In my overview of ethics and Exodus, you may have noticed I didn’t talk about one central idea: freedom! Well, the Jewish conception of freedom deserves its very own presentation.
In Judaism freedom has many layers. The term for free people is b’nai chorin; a free person might be a bat chorin or a ben chorin. One of the first blessings we say in the morning expresses gratitude to God she-asani bat chorin or she-asani ben chorin, for making me a free person.
Obviously from the story of Yetziat Mitzrayim, freedom means not being subject to a tyranny or tyrant, and not being forced to work without earning a fair share of the fruits of one’s labor. Flipping that around, we have a positive obligation to do what’s in our power to increase political freedom and eliminate economic exploitation. Whether that’s in how we vote or how we treat people we pay to work for us, or in more continual or large-scale civic action.

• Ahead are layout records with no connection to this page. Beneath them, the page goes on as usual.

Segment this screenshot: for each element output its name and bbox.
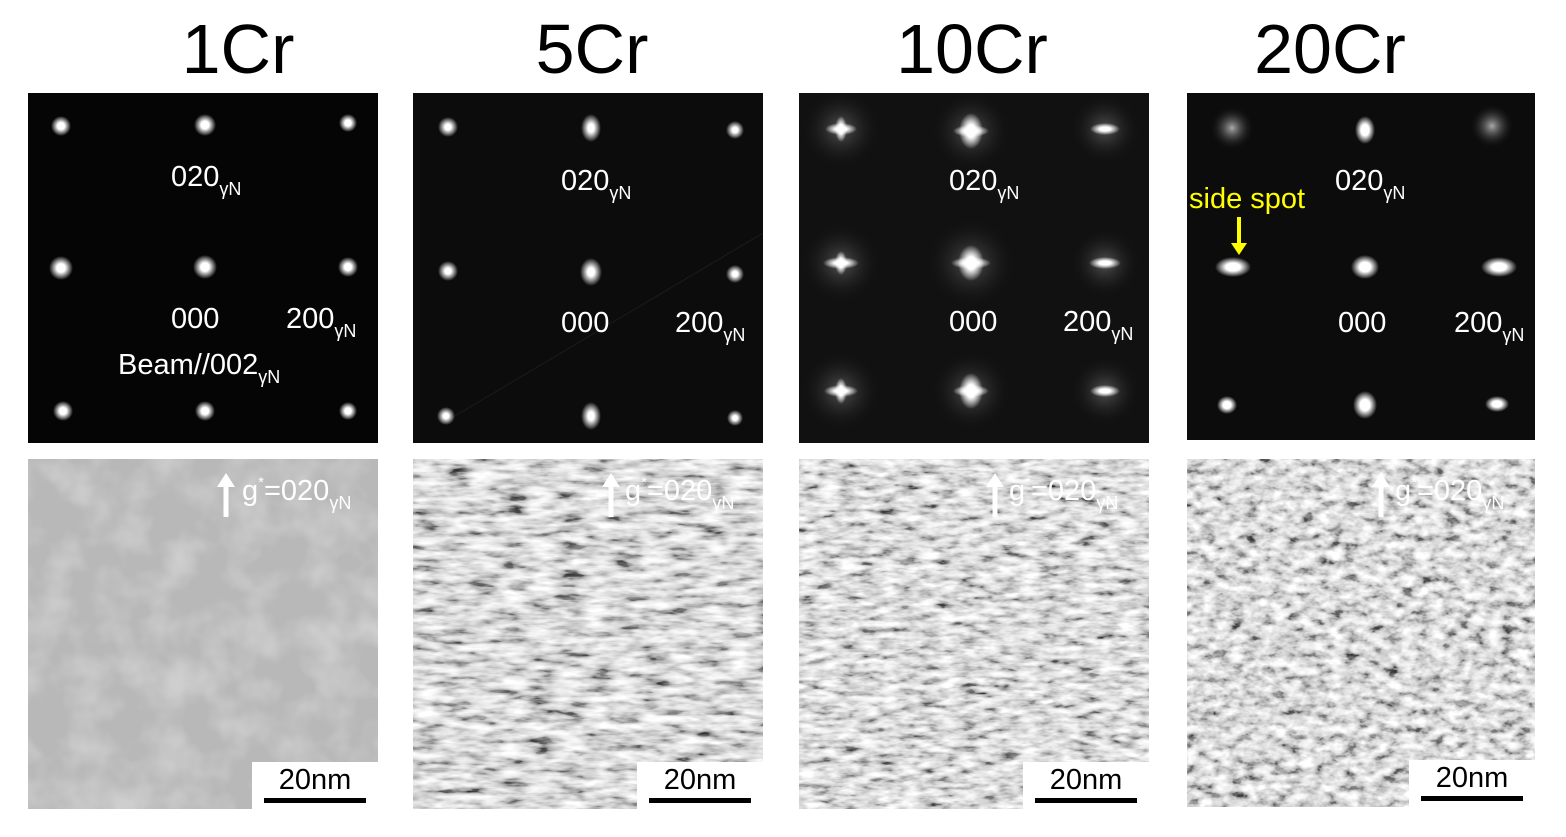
bf-texture-20cr bbox=[1187, 459, 1535, 807]
side-spot-arrow bbox=[1231, 217, 1247, 255]
scale-bar-label: 20nm bbox=[278, 764, 352, 796]
label-200: 200γN bbox=[675, 307, 746, 345]
g-vector-arrow bbox=[1372, 473, 1390, 517]
scale-bar-label: 20nm bbox=[663, 764, 737, 796]
g-vector-label: g*=020γN bbox=[1009, 474, 1119, 513]
scale-bar: 20nm bbox=[252, 762, 378, 809]
column-title-20cr: 20Cr bbox=[1254, 10, 1406, 88]
label-020: 020γN bbox=[1335, 165, 1406, 203]
column-title-10cr: 10Cr bbox=[896, 10, 1048, 88]
scale-bar: 20nm bbox=[1409, 760, 1535, 807]
label-200: 200γN bbox=[1063, 306, 1134, 344]
g-vector-arrow bbox=[602, 473, 620, 517]
scale-bar-line bbox=[1421, 796, 1523, 801]
scale-bar: 20nm bbox=[637, 762, 763, 809]
label-200: 200γN bbox=[286, 303, 357, 341]
diffraction-spots-20cr bbox=[1210, 104, 1517, 419]
diffraction-pattern-10cr: 020γN 000 200γN bbox=[799, 93, 1149, 443]
scale-bar-line bbox=[649, 798, 751, 803]
label-020: 020γN bbox=[949, 165, 1020, 203]
bf-texture-10cr bbox=[799, 459, 1149, 809]
bright-field-image-5cr: g*=020γN 20nm bbox=[413, 459, 763, 809]
bright-field-image-1cr: g*=020γN 20nm bbox=[28, 459, 378, 809]
scale-bar-line bbox=[264, 798, 366, 803]
column-title-5cr: 5Cr bbox=[535, 10, 649, 88]
scale-bar-label: 20nm bbox=[1435, 762, 1509, 794]
scale-bar: 20nm bbox=[1023, 762, 1149, 809]
bright-field-image-10cr: g*=020γN 20nm bbox=[799, 459, 1149, 809]
diffraction-pattern-1cr: 020γN 000 200γN Beam//002γN bbox=[28, 93, 378, 443]
label-000: 000 bbox=[171, 303, 220, 335]
label-000: 000 bbox=[949, 306, 998, 338]
label-200: 200γN bbox=[1454, 307, 1525, 345]
diffraction-spots-5cr bbox=[437, 114, 763, 430]
side-spot-label: side spot bbox=[1189, 183, 1306, 215]
diffraction-spots-1cr bbox=[49, 114, 358, 421]
diffraction-pattern-5cr: 020γN 000 200γN bbox=[413, 93, 763, 443]
label-000: 000 bbox=[561, 307, 610, 339]
bf-texture-1cr bbox=[28, 459, 378, 809]
label-020: 020γN bbox=[561, 165, 632, 203]
g-vector-label: g*=020γN bbox=[242, 474, 352, 513]
column-title-1cr: 1Cr bbox=[181, 10, 295, 88]
g-vector-label: g*=020γN bbox=[1395, 474, 1505, 513]
bf-texture-5cr bbox=[413, 459, 763, 809]
label-000: 000 bbox=[1338, 307, 1387, 339]
g-vector-arrow bbox=[217, 473, 235, 517]
diffraction-spots-10cr bbox=[801, 93, 1140, 431]
bright-field-image-20cr: g*=020γN 20nm bbox=[1187, 459, 1535, 807]
g-vector-label: g*=020γN bbox=[625, 474, 735, 513]
diffraction-pattern-20cr: side spot 020γN 000 200γN bbox=[1187, 93, 1535, 440]
scale-bar-label: 20nm bbox=[1049, 764, 1123, 796]
label-020: 020γN bbox=[171, 161, 242, 199]
scale-bar-line bbox=[1035, 798, 1137, 803]
g-vector-arrow bbox=[986, 473, 1004, 517]
label-beam-direction: Beam//002γN bbox=[118, 349, 281, 387]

When the rabbis of the early Talmud were discussing how to tell the Exodus story at the Pesach Seder, there was a disagreement about the exact arc -- the beginning and the climax of the story. The sage Shmuel said that the story begins with “We were slaves to Pharaoh in Mitzrayim”, Avadim hayinu l'Phar'oh b'Mitzrayim -- suggesting that the story is fundamentally about political and economic oppression, and the Exodus achievement is crossing the sea into freedom. Rav said that the story begins with our idol-worshipping ancestors long before even Egypt, and that the real transformation in the story is arriving at Mt. Sinai. There, away from Pharaoh, we were given the freedom to accept the Torah and the Divine covenant. Rav’s concept of freedom includes the ability to choose a covenant to be bound by.
The debate between Rav and Shmuel foreshadows a distinction made by the modern Jewish political philosopher Isaiah Berlin between negative freedom and positive freedom. Negative freedom is freedom from unjust constraints. Positive freedom is freedom for. The choices a free person has the ability to make ought to be good choices, directed at a higher good and guided by Torah. The Exodus story is obviously about both. The demand Moshe brings to Pharaoh from the Divine is not just “Let My people go”, but “Let My people go that they may serve me" Shalach et ami v'ya'avduni.

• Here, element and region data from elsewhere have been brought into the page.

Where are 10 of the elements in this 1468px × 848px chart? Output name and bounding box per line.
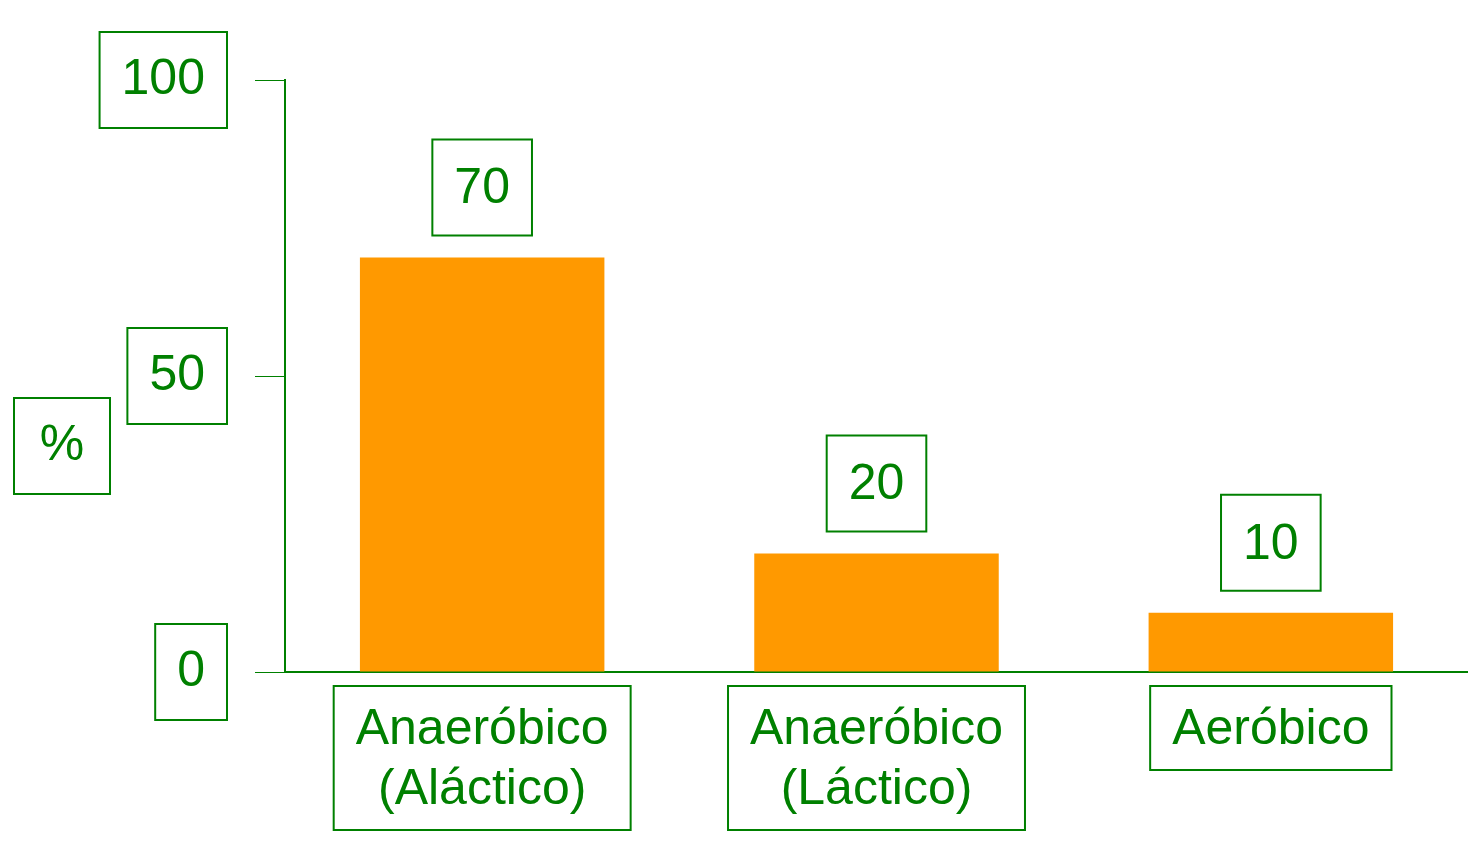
y-tick-label: 0 (177, 640, 205, 697)
data-label: 70 (454, 158, 510, 215)
y-axis-title: % (39, 414, 85, 471)
x-tick-label: Anaeróbico (Aláctico) (355, 698, 609, 815)
y-tick-label: 50 (149, 344, 205, 401)
x-tick-label: Aeróbico (1172, 698, 1370, 755)
data-label: 10 (1243, 513, 1299, 570)
x-tick-label: Anaeróbico (Láctico) (750, 698, 1003, 815)
data-label: 20 (848, 454, 905, 511)
y-tick-label: 100 (121, 48, 205, 105)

The freedom at Mt. Sinai involves trading a surface freedom for the ability to choose wise guidelines and commitments to live by. Being able to make a covenant and bind ourselves to it is part of the Jewish concept of freedom.
Sometimes what gets in the way of our positive freedom isn’t force from the outside, but forces on our inside. In fact all the way back at the beginning of the Torah, in the Garden of Eden, the first woman exemplifies for us the nature and operation of freedom as she weights the fruit she has heard she may not eat, but which the snake says will bring her godlike powers. The Torah describes her moment of deliberation, as she sees that the fruit is good to eat, exciting to the eyes, and fascinating to contemplate. In that moment, she is free to assess the outside authority of God and the snake, her relationship to her husband – all of that coming from the outside -- and the superficial and deeper dimensions of the fruit, the present and the possible future that might flow to her if she eats – these are on the inside.
Being free means using our capacity to assess authority when authority gives us both rules and the space to follow or question. It means sorting out our perceptions and judgments, noticing what is on the surface which might appeal to our desires in the moment, and what might be deeper implications or consequences.
Being b’nai chorin, free people, means bringing more decisions into this kind of awareness. It means cultivating that in others whether as educators or parents or friends, and creating spaces for others to act with that kind of freedom. And not ourselves being arbitrary authorities or exerting emotional force or manipulative words to push someone away from their freedom.
That’s why to me there is a connection between the first of the Ten Commandments and the first rule in the law code that immediately follows. The First Commandment doesn’t sound like a commandment – “I am Adonai Your God who brought you out of the land of Mitzrayim, out of the house of slaves.” The first law is about possessing and freeing a household slave after six years. I don’t think it’s really a permission to own slaves. On the contrary, it’s a recognition that each of us at some point finds ourselves exerting coercive power over someone else, in one way or another. We have a responsibility not only to relinquish that, but to bring a person who is not free enough toward their own positive freedom.